Eingeleitet durch ein Vorwort des Vorsitzenden des Kölner-Brauerei-Verbandes e.V. Heinrich Becker und aufgepeppt durch historische Darstellungen und Werbungen und vor allem durch die sympathischen Zeichnungen KH Schrörs', ist dieses Buch ein Vergnügen für jeden Freund des flüssigen Goldes aus de' Stang und jeden, der es noch werden möchte.

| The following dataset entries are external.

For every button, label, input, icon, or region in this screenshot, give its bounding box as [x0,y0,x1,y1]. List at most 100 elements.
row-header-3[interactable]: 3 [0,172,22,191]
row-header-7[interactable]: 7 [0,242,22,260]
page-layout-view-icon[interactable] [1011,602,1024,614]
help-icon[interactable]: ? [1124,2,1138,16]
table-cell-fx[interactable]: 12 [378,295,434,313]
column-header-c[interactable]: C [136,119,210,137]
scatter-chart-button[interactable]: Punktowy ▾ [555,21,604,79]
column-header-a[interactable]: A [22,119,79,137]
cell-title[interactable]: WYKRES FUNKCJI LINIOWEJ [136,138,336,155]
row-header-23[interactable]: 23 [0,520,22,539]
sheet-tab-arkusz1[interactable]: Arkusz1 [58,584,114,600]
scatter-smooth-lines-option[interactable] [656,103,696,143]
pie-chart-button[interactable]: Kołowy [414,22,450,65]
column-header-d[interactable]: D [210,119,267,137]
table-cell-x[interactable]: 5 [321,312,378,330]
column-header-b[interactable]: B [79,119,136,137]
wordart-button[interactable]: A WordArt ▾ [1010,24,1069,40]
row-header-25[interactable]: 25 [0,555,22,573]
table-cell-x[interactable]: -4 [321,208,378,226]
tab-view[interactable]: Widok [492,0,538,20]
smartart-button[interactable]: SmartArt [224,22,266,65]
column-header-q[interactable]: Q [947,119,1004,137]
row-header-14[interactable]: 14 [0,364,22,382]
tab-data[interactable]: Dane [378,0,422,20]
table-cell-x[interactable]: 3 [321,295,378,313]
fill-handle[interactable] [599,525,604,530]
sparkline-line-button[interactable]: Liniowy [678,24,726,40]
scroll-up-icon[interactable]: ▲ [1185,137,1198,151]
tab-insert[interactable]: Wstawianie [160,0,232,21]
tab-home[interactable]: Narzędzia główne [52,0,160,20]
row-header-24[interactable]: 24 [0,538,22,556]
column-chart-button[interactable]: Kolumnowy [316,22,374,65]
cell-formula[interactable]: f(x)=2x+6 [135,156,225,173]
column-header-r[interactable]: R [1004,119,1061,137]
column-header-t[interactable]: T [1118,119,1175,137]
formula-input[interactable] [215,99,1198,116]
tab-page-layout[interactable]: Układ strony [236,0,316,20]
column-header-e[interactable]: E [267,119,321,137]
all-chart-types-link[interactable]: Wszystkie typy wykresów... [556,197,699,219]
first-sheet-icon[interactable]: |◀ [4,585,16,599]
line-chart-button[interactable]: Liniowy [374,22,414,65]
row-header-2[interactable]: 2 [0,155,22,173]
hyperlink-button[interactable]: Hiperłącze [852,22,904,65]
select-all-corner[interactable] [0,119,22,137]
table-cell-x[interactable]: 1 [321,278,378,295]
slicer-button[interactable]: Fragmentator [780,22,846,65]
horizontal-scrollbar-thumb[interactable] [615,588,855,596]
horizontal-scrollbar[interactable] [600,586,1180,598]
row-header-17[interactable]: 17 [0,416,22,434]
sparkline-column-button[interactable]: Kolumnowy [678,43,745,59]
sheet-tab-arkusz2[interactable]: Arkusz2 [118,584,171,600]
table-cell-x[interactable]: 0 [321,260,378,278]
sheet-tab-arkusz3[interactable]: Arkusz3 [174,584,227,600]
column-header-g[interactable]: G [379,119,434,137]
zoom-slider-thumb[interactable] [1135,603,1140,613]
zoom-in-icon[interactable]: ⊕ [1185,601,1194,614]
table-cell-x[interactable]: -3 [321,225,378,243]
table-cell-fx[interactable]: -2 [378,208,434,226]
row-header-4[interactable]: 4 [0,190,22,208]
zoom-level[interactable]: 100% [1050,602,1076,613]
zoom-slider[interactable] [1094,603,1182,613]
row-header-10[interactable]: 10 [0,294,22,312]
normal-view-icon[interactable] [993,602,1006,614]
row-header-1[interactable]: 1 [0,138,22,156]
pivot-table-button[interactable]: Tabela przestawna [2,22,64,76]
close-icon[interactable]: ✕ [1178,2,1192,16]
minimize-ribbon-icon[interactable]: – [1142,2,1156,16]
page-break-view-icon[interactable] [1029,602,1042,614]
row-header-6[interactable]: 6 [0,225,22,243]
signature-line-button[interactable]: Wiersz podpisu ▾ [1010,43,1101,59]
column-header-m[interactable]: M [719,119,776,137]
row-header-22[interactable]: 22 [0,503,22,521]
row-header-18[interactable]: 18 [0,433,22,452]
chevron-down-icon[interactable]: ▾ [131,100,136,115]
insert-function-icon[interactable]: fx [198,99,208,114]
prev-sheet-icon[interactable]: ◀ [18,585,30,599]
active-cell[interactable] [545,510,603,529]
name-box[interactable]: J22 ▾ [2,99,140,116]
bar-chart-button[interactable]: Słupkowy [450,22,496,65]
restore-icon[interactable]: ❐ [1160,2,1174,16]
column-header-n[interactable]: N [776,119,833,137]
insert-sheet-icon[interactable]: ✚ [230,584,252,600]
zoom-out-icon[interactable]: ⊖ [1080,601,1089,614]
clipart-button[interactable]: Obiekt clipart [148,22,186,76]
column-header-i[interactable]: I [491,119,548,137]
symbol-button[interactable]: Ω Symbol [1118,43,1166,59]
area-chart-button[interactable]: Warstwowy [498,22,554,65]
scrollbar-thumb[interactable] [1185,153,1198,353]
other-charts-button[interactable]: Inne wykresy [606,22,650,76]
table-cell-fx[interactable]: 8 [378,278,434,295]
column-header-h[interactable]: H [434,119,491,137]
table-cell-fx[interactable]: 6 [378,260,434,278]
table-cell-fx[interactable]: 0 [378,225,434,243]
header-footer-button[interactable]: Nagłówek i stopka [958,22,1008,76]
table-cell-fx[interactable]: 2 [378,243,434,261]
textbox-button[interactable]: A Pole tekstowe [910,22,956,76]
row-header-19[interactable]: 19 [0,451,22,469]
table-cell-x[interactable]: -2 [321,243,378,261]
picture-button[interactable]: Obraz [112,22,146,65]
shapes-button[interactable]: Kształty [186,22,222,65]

(K.-G. Beck-Ewerhardy; 11/2003)


Franz Mathar, KH Schrörs: "Kölsch Story"
Emons, 2003. 176 Seiten, zahlreiche Abbildungen.
ISBN 3-89705-312-8.
ca. EUR 17,50. Buch bestellen

Liens:
Kölner Brauhaus-Wanderweg
koelsch-net.de

 

 

 

 

 

 

 

Köbes (Plural: Köbesse): So bezeichnet man in den Brauhäusern Kölns die mit blauer Kluft bekleideten und für ihre raue Schlagfertigkeit bekannten Kellner; es handelt sich um eine Kurzform von "Jakob". Köbesse duzen die Brauhausgäste übrigens prinzipiell und servieren (auch unaufgefordert) so lange weitere Bierchen, bis der Gast einen Bierdeckel auf sein Glas legt.
Zur Veranschaulichung mögen folgende Witze dienen:

Gast: "Herr Ober, bitte ein Mineralwasser"
Köbes: "Auch Handtuch und Seife?"

Gast: "Herr Ober, bitte ein Dunkel-Bier!"
Köbes zum Zappes: "Maach ens et Leech us, he will einer Dunkel-Bier!"